Metropolitan Opera (live broadcast), 23/11/2019

Glass : Akhnaten

Gandini Juggling
Metropolitan Opera Chorus
Orchestra of the Metropolitan Opera, New York
Karen Kamensek

Akhnaten is the last of Philip Glass's so-called "Portrait" operas, his first three outings in a genre which now comprises some twenty-odd examples (depending on how 'opera' is defined) to date.  Glass identified these three characters as visionaries in their own fields - Einstein in science, Ghandi in politics, and Akhnaten in religion, as he is broadly credited as having installed the first monotheistic religion in history.  As is the case with the other two Portraits, there is very little actual plot here, it's more a series of tableaux, or snapshots, of a life, beginning with the funeral of Amenhotep III and coronation of his son, Akhnaten, and ending with the death of Akhnaten and coronation of his son Tutankhamen, with an epilogue in which the lingering ghosts of the king, his wife and his mother, finally move on from the ruins of Tel-el-Amarna.


L. to R. : J'nai Bridges (Nefertiti), Anthony Roth Costanzo (Akhnaten) and Dísella Lárusdóttir (Queen Tye)
Akhnaten  (© Metropolitan Opera, 2019)

It's a static piece, full of ceremony, the great majority of the sung text a mixture of ancient Middle Eastern languages, and a somewhat overblown spoken narrative at times to let the audience know what is going on.  Musically, the really startling thing is the casting of a countertenor in the title role.  Though present on stage, Akhnaten is silent for a good part of the first (and longest) act, so that when he does finally open his mouth to sing, that high, fluting timbre is a genuine shock, particularly as the orchestral colours are sombre, with no violins in the pit.

Originally presented at ENO, this is Phelim McDermott's third Glass production for them, and the Met also mounted his Satyagraha back in 2011.  His Akhnaten, visually, is a very different affair, a sumptuous display of colour, richly dressed and bejewelled, with a sort of steampunk vibe to many of the sets and costumes, voluntary anachronisms and a solid dose of Western colonialism.  It's gorgeous to look at, and where it does rejoin Satyagraha is in the introduction of an alternative theatrical skill set - there, it was puppetry, here, it's juggling.  A dozen characters, anonymised in body suits of baked, cracked mud, like neglected golems, toss balls, balloons or juggling bats in hypnotic patterns perfectly matched to Glass's rippling and repetitive rhythms.  At times when movement on stage is so slow as to seem frozen, these items seem to be the only real sign of life.

Zachary James (Amenhotep) and the Gandini Jugglers
Akhnaten, Metropolitan Opera (© Metropolitan Opera, 2019)

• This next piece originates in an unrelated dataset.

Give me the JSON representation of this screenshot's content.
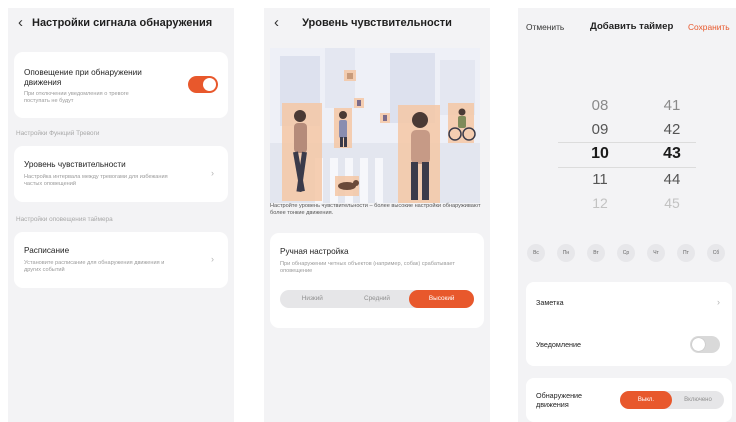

One peculiarity, which may be due strictly to the fact this was a cinema broadcast, is that the gender-fluidity of the title role has disappeared.  The costumes for Akhnaten and Nefertiti, which are largely transparent and comprise no undergarments, if you look at the original ENO production shots, were perfectly decorous tonight.  The Met's website warns of full frontal nudity - again, corroborated by reference back to the original 2016 staging -  but there was no such thing visible tonight.  So the Met was either being extra-cagey in a one-off for their international HD audiences, or they have bowdlerised the production as a matter of course for their home audience.

Anthony Roth Costanzo has consistently played Akhnaten in this production since its first outings - he said this was the fourth time.  He's a frail figure, crushed by the ceremonial trappings of the coronation, ever-increasingly detached from the real world.  His voice, very ethereal, a little reedy, seems equally frail, though there's real power there, carrying effortlessly through choral and orchestral textures, and the Hymn to the Sun, which is as close as this opera ever gets to an aria, was ecstatically beautiful.  J'nai Bridges's warm timbre contrasted beautifully, her lower vocal line rubbing up against Costanzo's persuasively and seductively in the Act 2 Duet.  The spoken text is on the pompous side, and could have come across very badly, but bass Zachary James cuts an imposing figure, with a magnificent speaking voice, and made the text resonate powerfully.  All the other parts, and the chorus, were solidly played; the only thing I wasn't entirely happy with was the six daughters, at the start of Act 3, the vocal balance didn't seem quite right to me, but it's been a while since I've heard the piece, and I may be misjudging.

This is a spectacular production, visually immensely arresting, and musically as sound as could be desired.